古い雑誌類、美術・芸術関係、さっと見ておおよそ判断できるものはよいが、種々雑多に並んでいることが多いためにタイトルや著者名を、目を凝らして追っていくことになる。
手に取って、思いがけず書き込みなどに出くわし、しばし眺め入る。
高価なものから、数万、数千円…、市価の半額、500円、100円と。

学生時代は目的を持って神田の古書店街をよく歩いたものだ。
今は、そうした関連のものに特別な思いはない。
関心分野が狭くなったとばかりは言えない。

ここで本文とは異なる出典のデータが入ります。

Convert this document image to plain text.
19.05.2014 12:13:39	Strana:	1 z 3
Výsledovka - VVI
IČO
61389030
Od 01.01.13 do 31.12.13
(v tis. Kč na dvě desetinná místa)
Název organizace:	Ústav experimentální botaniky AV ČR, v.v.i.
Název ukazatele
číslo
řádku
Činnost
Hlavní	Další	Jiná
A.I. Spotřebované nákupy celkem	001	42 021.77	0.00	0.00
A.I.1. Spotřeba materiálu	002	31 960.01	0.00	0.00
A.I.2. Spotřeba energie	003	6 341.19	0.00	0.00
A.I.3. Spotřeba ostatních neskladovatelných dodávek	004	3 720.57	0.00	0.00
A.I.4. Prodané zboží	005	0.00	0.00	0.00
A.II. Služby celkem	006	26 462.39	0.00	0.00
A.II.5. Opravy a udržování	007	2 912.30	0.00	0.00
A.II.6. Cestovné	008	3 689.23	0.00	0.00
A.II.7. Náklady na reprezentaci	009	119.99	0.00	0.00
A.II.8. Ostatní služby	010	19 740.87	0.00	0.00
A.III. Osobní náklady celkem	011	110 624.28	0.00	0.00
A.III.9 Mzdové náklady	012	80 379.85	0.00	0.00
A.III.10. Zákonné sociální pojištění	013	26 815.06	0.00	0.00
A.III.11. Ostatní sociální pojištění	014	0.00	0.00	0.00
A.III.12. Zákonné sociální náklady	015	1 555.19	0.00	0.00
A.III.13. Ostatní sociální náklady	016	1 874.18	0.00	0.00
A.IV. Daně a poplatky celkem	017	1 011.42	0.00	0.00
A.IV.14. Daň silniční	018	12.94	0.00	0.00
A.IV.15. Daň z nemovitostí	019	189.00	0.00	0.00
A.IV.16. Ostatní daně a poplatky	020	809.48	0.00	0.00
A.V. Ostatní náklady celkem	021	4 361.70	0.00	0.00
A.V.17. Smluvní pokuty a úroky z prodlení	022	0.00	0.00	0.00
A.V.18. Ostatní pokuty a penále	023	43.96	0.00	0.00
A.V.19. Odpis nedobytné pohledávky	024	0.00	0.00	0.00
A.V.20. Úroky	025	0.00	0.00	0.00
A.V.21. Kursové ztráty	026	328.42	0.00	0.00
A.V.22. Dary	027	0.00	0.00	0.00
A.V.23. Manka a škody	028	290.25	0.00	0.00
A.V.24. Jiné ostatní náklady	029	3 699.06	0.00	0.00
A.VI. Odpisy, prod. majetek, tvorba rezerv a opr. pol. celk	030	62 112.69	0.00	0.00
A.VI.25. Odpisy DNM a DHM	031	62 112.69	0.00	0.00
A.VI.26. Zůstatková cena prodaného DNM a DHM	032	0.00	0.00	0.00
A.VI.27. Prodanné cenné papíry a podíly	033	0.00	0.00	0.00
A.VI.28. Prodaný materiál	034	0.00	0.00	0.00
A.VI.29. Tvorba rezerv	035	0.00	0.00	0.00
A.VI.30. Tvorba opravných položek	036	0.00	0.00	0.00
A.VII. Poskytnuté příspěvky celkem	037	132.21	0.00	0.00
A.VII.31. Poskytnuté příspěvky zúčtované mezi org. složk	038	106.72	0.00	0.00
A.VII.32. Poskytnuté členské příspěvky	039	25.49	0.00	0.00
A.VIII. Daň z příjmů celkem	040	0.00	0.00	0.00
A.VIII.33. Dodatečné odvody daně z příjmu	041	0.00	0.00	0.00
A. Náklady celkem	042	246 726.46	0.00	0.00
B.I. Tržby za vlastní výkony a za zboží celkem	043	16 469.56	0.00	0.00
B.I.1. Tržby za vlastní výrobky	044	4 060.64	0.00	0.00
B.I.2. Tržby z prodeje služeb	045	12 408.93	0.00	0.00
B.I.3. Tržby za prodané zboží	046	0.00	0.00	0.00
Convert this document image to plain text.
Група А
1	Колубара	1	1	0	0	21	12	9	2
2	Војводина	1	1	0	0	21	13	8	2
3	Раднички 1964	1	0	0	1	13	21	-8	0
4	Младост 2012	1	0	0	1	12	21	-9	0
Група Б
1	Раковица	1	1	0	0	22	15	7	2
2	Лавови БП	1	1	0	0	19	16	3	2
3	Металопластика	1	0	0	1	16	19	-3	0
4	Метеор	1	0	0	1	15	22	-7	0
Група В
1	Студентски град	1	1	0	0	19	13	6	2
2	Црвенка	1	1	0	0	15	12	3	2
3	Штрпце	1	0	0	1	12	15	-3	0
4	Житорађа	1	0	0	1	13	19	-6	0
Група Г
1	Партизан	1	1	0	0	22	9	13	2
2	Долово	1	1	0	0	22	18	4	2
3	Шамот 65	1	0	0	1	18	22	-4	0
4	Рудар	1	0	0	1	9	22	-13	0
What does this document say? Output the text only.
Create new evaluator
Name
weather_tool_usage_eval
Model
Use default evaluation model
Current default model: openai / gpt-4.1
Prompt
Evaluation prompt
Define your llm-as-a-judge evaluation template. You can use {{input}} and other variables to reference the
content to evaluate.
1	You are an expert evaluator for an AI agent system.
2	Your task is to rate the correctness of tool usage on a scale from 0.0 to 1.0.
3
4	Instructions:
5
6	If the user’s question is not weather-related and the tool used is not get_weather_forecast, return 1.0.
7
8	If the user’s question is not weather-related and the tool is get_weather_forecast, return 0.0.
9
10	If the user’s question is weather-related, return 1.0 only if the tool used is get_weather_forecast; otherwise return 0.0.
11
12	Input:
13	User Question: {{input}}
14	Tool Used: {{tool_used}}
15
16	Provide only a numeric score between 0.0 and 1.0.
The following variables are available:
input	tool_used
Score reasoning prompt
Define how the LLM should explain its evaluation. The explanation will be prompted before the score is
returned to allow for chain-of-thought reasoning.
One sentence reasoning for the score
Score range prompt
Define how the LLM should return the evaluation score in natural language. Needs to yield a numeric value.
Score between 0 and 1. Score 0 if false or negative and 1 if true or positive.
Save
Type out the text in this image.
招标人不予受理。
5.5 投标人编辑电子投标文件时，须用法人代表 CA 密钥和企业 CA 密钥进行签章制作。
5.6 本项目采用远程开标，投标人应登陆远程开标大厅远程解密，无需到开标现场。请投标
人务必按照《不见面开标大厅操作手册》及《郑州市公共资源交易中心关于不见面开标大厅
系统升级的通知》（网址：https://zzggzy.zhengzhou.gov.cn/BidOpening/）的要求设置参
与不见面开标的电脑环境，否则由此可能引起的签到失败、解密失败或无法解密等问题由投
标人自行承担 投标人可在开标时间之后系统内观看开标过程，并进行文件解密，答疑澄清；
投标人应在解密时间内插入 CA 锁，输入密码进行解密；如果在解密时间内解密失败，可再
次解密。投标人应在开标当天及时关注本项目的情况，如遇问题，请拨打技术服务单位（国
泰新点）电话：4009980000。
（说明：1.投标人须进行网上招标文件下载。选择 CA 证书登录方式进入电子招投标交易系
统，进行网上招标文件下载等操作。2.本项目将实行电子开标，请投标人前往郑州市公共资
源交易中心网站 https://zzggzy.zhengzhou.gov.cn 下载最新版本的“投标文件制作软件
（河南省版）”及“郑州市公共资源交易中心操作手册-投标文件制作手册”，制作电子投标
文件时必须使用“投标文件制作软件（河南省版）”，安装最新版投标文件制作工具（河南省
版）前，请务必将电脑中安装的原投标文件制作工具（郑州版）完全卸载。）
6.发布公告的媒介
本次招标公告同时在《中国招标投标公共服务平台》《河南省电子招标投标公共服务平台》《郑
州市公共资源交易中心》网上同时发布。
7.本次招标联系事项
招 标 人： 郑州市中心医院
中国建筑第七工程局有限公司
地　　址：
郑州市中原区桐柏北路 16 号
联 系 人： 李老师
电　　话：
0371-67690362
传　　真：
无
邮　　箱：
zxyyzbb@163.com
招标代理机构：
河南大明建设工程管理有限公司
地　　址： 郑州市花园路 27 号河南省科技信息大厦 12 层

むしろずっと読書のジャンルは広がっている。

記憶に残る本は、父の書棚から見つけた「銭形平次」だと言えるだろうか。
旧かなづかいのものであったが、ひとりでコツコツ読んでいたのを覚えている。さほど苦労せず、案外面白く読んだものだった。
小学校高学年ごろだったかな。
読書を強要されることはなかった。読みたければいつでも本に手が届く環境は作ってくれた両親ではあった。けれど姉弟の中ではさほど“本好き”ともいえなかった。

一つだけ目当てを持って出かけた今日、3分の1ぐらいの店で物色しているうちに、足腰が疲れてしまった。
森を出るとまだまだ日差しは強い。しかし、バスを待っているうちに陰り出し、涼しい風が。
バスが待てども待てども来ない。この4番、いつも時間通りには来ないのだ。